Dr. Robinson, professor assistente de Filosofia em regime de contratação temporária com possibilidade de efetivação, proferiu em junho de 2024 um discurso intitulado "Lições estratégicas da resistência palestina" em Asheville, Carolina do Norte. O evento não tinha relação oficial com a universidade. Durante a apresentação, houve uma tentativa de transmissão ao vivo por pessoas contrárias ao conteúdo, resultando em um tumulto. O relatório policial não identificou Robinson como suspeito ou testemunha, e a universidade não alegou que ele tenha incitado a violência.
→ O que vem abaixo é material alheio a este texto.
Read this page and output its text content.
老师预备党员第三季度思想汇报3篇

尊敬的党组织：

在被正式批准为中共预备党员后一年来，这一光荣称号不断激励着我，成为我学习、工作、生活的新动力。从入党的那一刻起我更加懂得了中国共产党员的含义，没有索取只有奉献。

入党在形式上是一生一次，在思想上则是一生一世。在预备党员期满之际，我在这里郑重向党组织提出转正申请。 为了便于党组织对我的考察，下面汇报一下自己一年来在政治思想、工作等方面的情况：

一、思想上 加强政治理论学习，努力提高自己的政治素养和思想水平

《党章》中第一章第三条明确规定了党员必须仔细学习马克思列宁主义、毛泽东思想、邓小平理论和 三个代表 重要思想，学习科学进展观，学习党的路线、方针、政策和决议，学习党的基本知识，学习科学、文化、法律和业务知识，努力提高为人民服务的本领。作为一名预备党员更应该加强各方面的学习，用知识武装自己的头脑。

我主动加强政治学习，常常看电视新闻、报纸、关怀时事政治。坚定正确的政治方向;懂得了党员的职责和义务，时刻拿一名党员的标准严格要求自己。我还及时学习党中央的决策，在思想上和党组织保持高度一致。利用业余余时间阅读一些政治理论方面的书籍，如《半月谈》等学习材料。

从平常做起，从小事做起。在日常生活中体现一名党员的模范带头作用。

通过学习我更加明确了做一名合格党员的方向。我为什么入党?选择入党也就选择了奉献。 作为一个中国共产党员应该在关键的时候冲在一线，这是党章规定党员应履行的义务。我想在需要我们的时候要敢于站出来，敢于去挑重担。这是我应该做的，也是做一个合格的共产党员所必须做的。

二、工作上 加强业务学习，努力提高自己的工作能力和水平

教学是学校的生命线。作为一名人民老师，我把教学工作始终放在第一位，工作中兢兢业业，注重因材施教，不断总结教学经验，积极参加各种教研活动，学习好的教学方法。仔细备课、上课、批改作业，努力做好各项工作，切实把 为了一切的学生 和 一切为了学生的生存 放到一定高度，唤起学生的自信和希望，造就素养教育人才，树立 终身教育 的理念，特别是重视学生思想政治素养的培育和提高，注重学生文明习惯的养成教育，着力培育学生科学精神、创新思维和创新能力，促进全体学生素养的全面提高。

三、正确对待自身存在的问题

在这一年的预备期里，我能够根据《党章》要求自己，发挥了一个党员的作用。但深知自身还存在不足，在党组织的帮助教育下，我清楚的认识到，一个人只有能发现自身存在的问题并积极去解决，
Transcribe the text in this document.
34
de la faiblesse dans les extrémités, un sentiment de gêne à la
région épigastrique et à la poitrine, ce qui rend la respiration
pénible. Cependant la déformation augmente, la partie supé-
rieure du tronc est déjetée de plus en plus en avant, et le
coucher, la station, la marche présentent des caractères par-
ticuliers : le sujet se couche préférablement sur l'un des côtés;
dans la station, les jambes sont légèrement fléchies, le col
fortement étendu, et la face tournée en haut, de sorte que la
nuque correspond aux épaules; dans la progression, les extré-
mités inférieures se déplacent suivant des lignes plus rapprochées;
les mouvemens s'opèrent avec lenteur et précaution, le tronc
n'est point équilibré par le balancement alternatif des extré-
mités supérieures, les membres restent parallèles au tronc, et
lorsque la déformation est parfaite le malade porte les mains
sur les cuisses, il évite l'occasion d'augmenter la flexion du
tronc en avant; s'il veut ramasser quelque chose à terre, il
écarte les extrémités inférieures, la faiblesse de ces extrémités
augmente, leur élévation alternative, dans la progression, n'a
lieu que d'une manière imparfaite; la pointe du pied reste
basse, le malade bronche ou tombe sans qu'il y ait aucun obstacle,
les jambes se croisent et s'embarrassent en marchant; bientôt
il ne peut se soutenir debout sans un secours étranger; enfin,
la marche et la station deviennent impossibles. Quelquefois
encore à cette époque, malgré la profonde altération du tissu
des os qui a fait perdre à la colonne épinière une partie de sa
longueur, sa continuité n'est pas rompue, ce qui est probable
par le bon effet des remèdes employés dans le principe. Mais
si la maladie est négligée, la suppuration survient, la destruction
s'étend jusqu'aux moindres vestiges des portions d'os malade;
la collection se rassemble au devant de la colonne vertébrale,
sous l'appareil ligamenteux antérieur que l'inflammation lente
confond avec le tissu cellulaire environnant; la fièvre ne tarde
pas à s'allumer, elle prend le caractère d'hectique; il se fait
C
Após o incidente, Robinson retomou suas atividades docentes normalmente no semestre seguinte, recebendo avaliações positivas em 2024 e 2025. Em março de 2025, foi recomendada sua recontratação por mais um ano, com progresso considerado satisfatório rumo à efetivação.
Em junho de 2025, após publicações em redes sociais pedindo sua demissão, a universidade o afastou administrativamente, alegando "múltiplas reclamações". Em julho, foi informado de que seu contrato não seria renovado após o ano letivo 2025-2026.
Robinson argumentou que a decisão foi uma represália pelo discurso, violando sua liberdade de expressão. A universidade não apresentou outra justificativa, nem contestou a alegação de que a demissão foi motivada pelo conteúdo da fala.
Decisão judicial fundamentada na Primeira Emenda
A justiça considerou que Robinson cumpriu os requisitos para provar retaliação por liberdade de expressão:
- Assunto de interesse público: O conflito Israel-Palestina é um tema de relevância social.
- Ausência de prejuízo à universidade: O discurso não interrompeu as atividades acadêmicas.
- Motivação retaliatória: Não houve comprovação de que o conteúdo da fala se enquadrasse em exceções à Primeira Emenda, como incitação à violência.
A decisão determinou a reintegração imediata de Robinson, com pagamento retroativo de salários e benefícios.